The ${TC_DIR}/build should contain a file detect_cuda_archs.cu. Try and compile it by hand. Run it and see if it prints something, that should be the arch.

skimo-openhub commented 6 years ago

On Wed, Jun 27, 2018 at 03:46:20PM +0000, Kevin Klein wrote:

Hi, yes, sorry, the LAPACK issue was when I tried building before the build system got a makeover. I changed the title now. I'm on a cluster with many different nodes with various NVidia GPUs (https://www.macs.hw.ac.uk/~hv15/robotarium/), I'm not sure about the Cuda card or why the auto detection failed - I'd have to ask the admin. I think we have Ubuntu running on the dgx-1 node, but a redhat distribution (scientific linux) running on the other nodes. I can also load CUDNN as a module... we have 5.1, 6.0 and 7.0 available. I can set the path in the .bashrc file too if necessary. I did install the pytorch conda package, the path is there... the file is calles libATen.so.1.

Hmm... which version of pytorch did you install? The TC CMakeLists.txt is expecting a file called "libATen.so". (I have pytorch-0.4.0-py36hdf912b8_0 and it seems pytorch-0.4.0-py36_cuda9.0.176_cudnn7.1.2_1 also has "libATen.so")
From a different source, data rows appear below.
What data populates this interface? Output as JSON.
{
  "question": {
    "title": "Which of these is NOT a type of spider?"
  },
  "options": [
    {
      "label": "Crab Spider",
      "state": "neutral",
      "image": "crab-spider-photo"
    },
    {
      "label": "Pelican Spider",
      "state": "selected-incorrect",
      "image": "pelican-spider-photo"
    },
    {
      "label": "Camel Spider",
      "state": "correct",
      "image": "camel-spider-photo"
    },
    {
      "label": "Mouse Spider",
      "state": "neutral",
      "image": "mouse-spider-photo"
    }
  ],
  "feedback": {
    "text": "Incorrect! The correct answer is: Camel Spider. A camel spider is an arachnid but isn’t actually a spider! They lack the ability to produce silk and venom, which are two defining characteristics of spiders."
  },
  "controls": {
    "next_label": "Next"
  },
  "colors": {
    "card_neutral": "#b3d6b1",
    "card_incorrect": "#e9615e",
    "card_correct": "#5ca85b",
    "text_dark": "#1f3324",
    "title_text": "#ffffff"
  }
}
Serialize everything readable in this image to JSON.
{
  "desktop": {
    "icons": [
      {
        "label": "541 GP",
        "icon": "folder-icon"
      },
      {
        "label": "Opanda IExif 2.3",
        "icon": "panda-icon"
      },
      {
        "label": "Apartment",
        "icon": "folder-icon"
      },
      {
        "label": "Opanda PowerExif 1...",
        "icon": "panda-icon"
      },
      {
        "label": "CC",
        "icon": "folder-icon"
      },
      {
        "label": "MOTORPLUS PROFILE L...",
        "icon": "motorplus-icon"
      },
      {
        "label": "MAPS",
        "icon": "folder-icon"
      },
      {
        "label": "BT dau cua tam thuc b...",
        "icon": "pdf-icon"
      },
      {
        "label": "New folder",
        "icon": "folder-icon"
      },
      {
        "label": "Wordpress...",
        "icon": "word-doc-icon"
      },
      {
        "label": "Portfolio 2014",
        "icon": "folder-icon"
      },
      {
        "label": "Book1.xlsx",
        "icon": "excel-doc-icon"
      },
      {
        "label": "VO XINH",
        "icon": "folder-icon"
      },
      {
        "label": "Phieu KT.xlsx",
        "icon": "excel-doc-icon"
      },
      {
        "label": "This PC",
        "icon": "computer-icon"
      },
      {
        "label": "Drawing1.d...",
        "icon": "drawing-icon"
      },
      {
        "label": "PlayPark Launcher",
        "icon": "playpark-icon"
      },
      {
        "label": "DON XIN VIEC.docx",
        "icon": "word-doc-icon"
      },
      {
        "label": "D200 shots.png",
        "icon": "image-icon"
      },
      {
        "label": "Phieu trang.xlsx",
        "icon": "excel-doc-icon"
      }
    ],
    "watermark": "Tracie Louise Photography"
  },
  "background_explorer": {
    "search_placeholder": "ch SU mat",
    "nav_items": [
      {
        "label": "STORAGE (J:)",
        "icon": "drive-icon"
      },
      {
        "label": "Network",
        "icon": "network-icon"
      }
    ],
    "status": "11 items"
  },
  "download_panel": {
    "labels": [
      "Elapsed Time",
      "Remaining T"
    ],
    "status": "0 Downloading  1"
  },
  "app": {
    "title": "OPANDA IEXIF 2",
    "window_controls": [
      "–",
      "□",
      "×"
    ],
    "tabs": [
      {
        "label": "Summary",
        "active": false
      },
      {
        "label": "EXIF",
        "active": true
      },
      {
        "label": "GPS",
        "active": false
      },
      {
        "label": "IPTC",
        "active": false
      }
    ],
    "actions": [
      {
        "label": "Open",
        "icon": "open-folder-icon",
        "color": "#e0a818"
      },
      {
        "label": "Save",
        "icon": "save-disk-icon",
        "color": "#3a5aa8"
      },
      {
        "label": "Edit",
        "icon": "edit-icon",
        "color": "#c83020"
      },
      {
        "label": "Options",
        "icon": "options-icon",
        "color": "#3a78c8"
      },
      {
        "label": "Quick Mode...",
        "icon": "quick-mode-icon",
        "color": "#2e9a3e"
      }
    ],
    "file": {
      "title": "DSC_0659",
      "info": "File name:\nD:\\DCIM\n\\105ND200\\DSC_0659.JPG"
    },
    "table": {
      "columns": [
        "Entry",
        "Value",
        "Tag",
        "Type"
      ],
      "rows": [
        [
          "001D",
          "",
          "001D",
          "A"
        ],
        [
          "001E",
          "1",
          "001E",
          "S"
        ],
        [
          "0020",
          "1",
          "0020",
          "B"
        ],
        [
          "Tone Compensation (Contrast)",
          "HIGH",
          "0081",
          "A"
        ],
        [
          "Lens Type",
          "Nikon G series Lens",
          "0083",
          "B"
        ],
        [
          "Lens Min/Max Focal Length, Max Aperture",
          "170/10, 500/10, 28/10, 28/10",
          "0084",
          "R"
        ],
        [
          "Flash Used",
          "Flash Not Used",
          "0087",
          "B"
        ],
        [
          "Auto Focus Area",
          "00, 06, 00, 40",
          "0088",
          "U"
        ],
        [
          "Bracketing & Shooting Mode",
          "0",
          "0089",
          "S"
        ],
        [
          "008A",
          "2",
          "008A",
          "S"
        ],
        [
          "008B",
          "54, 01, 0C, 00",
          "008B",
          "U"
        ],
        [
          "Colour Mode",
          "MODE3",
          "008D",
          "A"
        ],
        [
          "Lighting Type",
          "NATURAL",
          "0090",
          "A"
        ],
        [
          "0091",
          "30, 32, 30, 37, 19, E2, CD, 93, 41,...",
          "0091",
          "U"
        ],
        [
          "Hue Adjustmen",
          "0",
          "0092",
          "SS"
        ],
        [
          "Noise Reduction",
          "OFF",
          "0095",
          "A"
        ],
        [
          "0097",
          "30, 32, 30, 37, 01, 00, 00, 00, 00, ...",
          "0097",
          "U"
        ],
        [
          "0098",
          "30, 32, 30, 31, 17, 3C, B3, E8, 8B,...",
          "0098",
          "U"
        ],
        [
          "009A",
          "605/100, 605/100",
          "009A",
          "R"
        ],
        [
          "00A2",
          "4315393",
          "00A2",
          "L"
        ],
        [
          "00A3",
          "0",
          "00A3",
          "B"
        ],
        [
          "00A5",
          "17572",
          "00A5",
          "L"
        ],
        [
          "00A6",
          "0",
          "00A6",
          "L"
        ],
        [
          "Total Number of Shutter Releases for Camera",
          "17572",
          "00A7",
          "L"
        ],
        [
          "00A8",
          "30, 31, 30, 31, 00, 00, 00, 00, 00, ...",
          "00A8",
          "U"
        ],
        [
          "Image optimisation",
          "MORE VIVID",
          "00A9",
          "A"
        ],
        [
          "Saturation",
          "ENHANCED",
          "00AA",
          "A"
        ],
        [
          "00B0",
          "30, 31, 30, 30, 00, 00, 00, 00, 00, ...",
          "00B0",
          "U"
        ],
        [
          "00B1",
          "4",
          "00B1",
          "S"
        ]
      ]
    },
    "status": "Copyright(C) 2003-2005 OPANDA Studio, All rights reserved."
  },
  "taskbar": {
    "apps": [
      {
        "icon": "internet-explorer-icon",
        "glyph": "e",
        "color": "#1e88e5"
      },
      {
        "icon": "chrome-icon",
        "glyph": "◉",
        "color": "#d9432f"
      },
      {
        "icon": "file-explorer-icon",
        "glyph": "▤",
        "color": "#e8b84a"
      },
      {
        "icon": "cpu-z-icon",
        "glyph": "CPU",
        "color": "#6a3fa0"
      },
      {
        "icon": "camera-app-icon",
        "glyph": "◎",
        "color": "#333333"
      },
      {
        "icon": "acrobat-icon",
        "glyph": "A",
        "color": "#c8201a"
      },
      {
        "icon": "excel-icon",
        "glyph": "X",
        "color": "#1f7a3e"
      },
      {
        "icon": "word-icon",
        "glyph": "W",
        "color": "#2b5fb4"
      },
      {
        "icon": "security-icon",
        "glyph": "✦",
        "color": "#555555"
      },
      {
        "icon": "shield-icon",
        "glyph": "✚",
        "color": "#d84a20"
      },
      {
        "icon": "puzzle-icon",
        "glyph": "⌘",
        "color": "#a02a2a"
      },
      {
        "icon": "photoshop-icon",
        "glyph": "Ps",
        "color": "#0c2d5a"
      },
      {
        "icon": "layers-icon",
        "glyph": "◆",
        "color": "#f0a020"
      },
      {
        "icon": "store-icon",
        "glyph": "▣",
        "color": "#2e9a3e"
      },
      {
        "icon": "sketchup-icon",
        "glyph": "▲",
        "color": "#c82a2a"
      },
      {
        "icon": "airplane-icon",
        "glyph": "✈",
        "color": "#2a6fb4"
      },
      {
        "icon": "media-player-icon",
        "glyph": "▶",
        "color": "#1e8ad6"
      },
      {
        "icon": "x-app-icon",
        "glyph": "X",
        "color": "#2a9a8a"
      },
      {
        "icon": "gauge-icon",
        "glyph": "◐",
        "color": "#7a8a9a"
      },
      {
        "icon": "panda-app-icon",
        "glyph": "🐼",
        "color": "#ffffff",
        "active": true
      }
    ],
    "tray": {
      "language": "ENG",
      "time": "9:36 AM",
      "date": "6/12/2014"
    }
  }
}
So now back to happy hacking...

Does this mean your problem has been solved?

skimo

ftynse commented 6 years ago

I can also load CUDNN as a module

This module loading (I suppose they come from easybuild, which is common on hpc systems) is merely rewriting environment variables. So does conda, and I hope they don't clash. Cmake is known to ignore or deprioritize paths from environment variables.

export CUDNN_INCLUDE_DIR CUDNN_LIBRARY="/cm/shared/modulefiles/cudnn/6.0

These are cmake variables that it handles internally. Setting them in shell has zero effect (unless we tell cmake to look for them, which we did not). Try CUDNN_ROOT_DIR=$CONDA_PREFIX if you installed cudnn with conda, or CUDNN_ROOT_DIR=$CONDA_PREFIX=<path-to-system-cudnn> if you did not.